# Selling a car - do I keep the tag to put on my next vehicle?



## Buford_Dawg

Or do I leave it on the vehicle I sell.  This is a personal sale from a private individual to another private individual.  I know if I trade in my car at a car dealership and buy a new one, I just transfer the tag, but not sure if I am private selling it.  This would be in Gwinnett county.  Thanks for any help.


----------



## Snakeman

Yes.  You keep the tag, and if you purchase another vehicle within 30 days, you transfer that tag to the new vehicle.  If you don't purchase within 30 days, you are supposed to notify the tag office to cancel the tag.

The Snakeman


----------



## letsemwalk

snakeman is right, it costs about 20 - 25 dollars to transfer the tag.


----------



## Buford_Dawg

*Thanks for your answers*

I appreciate it.


----------



## dslary

*Private car sale*

Danger; Danger Will Robinson.  If you remember that old line from Lost in Space.  Make ABSOLUTELY sure that you give and get a bill of sale signed by you and the buyer with a witness signature as well.  Can't tell you how many times I've heard about someone selling a car and then getting arrested some time later for having a mountain of outstanding parking tickets, etc. that the buyer incurred.  Seems the buyer didn't bother to transfer ownership.  The same can happen with boaters because it's so easy to just keep going on the current registration.

Good luck


----------



## leo

*Sounds good*



Snakeman said:


> Yes.  You keep the tag, and if you purchase another vehicle within 30 days, you transfer that tag to the new vehicle.  If you don't purchase within 30 days, you are supposed to notify the tag office to cancel the tag.
> 
> The Snakeman



I wonder if this applies to all tagged things ... like a trailer??


----------



## Swede

$5 for a transfer. If you are feeling very freindly you can let them ride around with your tag until they get theirs. May or may not run a red light with cameras. Guess who gets the ticket?


----------



## win280

Best to go to the Dmv and transfer title together(seller and buyer)
That way both parties know it is going to be transfered and not have a problem later.
I ran an impound yard and you wouldn't believe the issues with tags and titles if they are not transferred correctly.


----------



## DoeMaster

*Re: Vehicle Tag Transfer in GA*

The tag stays with you in GA.  I wouldn't let anyone drive off with your tag on a sold vehicle.  You either keep it until it expires or for $5 you can transfer it to another vehicle you own.


----------



## HUNTIN4LIFE

Make sure you get it transfered first before you put it on the vehicle or you could be looking at a citation.  If you don't have it transfered, you need to drive the vehicle, are within your 30 days to obtain registration, and have a bill of sale to prove it then drive without a tag on the vehicle.  You might get stopped but it will all be good with the proper paperwork in hand.


----------



## opie44

Ran into the same problem, with my new truck...bought it from an individual so there was no dealer tag(and the tag office wouln't give me a temp tag)....asked one Gwinnett county police officer and he said to take the tag off my old truck and put it on the new one until I got it transfered....I asked another Gwinnett cop and he said that I make a tag showing the purchase date and that the previous cop was wrong....
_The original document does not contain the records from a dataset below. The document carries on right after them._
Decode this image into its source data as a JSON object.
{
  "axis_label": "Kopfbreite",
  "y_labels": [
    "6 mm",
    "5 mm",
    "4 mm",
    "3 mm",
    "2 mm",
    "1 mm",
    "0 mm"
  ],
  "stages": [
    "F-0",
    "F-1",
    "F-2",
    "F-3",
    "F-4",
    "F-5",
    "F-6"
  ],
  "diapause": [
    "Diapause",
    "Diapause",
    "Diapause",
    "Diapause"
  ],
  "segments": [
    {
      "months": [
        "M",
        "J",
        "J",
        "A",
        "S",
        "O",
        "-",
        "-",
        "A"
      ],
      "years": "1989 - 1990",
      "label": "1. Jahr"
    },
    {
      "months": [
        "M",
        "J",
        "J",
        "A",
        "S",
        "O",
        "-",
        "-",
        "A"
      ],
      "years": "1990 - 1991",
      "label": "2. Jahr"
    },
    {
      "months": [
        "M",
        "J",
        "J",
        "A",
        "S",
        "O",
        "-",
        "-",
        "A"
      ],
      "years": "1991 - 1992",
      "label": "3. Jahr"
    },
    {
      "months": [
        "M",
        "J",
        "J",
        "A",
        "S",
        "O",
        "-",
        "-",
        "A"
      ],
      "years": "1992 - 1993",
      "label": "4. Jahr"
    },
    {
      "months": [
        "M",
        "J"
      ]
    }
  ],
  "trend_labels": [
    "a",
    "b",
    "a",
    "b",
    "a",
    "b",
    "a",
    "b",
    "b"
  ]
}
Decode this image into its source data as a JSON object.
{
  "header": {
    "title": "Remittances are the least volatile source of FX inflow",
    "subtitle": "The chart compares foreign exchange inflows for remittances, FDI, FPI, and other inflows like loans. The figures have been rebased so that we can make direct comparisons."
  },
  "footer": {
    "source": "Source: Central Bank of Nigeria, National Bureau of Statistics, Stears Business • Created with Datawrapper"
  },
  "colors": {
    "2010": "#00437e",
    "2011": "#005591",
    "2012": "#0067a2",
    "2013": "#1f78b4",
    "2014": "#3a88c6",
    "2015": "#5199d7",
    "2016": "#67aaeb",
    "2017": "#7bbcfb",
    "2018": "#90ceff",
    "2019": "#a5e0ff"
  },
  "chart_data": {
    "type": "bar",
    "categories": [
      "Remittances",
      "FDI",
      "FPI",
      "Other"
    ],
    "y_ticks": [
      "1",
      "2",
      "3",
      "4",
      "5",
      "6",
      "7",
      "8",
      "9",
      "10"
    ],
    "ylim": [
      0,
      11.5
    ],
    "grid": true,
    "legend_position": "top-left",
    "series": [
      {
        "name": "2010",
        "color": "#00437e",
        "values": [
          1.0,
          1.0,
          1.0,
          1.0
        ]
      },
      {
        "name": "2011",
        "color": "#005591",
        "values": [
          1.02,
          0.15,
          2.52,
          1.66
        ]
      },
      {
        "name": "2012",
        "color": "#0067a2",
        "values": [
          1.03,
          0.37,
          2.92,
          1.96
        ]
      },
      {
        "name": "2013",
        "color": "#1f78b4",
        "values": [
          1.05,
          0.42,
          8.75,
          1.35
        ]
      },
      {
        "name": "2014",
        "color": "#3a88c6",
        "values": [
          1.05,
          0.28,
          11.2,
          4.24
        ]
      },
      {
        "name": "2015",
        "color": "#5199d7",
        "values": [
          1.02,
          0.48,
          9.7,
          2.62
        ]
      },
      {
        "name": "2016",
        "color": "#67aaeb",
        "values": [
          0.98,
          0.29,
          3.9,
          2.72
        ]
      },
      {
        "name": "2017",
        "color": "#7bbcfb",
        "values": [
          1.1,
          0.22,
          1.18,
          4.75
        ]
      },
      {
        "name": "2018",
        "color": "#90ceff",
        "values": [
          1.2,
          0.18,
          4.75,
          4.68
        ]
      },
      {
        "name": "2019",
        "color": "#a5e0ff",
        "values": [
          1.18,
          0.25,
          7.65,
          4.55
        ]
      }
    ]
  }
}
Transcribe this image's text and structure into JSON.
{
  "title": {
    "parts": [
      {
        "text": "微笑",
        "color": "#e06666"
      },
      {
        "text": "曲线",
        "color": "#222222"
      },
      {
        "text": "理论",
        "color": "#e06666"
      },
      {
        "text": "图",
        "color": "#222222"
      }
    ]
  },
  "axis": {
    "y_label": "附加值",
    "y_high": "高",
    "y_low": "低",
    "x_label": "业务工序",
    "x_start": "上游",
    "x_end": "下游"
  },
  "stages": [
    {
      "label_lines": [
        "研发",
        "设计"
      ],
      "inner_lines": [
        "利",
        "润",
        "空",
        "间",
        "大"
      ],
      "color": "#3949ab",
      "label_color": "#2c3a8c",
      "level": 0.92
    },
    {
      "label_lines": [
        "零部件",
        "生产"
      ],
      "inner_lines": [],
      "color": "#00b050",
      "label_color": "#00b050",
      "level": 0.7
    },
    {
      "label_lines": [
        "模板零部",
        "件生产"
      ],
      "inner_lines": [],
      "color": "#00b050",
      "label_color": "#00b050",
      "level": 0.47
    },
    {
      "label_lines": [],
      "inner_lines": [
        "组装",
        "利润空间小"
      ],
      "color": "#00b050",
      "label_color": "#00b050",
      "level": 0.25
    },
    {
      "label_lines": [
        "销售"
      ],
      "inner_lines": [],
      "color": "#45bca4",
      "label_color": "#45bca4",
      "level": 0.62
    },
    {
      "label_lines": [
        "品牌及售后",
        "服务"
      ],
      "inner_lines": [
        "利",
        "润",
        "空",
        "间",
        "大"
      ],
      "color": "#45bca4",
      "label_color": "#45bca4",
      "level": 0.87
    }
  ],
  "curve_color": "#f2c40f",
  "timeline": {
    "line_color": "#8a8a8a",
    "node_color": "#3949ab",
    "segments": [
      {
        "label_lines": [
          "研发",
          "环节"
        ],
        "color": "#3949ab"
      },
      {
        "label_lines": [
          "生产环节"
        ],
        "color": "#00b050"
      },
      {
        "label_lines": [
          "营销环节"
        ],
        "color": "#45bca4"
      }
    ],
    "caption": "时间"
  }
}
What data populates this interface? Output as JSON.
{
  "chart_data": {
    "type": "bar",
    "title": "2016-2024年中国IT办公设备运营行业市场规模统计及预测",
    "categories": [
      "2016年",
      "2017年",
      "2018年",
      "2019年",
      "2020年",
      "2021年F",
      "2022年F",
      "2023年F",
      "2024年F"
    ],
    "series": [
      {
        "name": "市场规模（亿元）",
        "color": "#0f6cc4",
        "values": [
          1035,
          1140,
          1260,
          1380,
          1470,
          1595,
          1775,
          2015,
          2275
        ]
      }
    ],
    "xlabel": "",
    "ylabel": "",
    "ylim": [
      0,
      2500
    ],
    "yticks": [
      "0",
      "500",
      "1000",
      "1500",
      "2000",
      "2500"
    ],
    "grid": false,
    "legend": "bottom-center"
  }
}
Finally looked up the tag laws in GA and found that they conflicted each other....one law states you HAVE to have a tag on your vehicle at all time...another law states that you have 30 days from the date of purchase to get your tag transfered/or buy a new tag... I know a bunch of gwinnett county cops through my road construction job and most of them said as long as they have a bill of sale, they will be ok...


----------



## ch035

i am a dealer and to my knowledge the tagis registered to you and 1 vehicle. It is unlawful to place a tag on one car that is registered to another. Private party sales are given a short grace period to get their tag switched over and when you get pulled over you just need to show a proof of purchase.


----------



## HUNTIN4LIFE

ch035 said:


> i am a dealer and to my knowledge the tagis registered to you and 1 vehicle. It is unlawful to place a tag on one car that is registered to another. Private party sales are given a short grace period to get their tag switched over and when you get pulled over you just need to show a proof of purchase.



That is correct


----------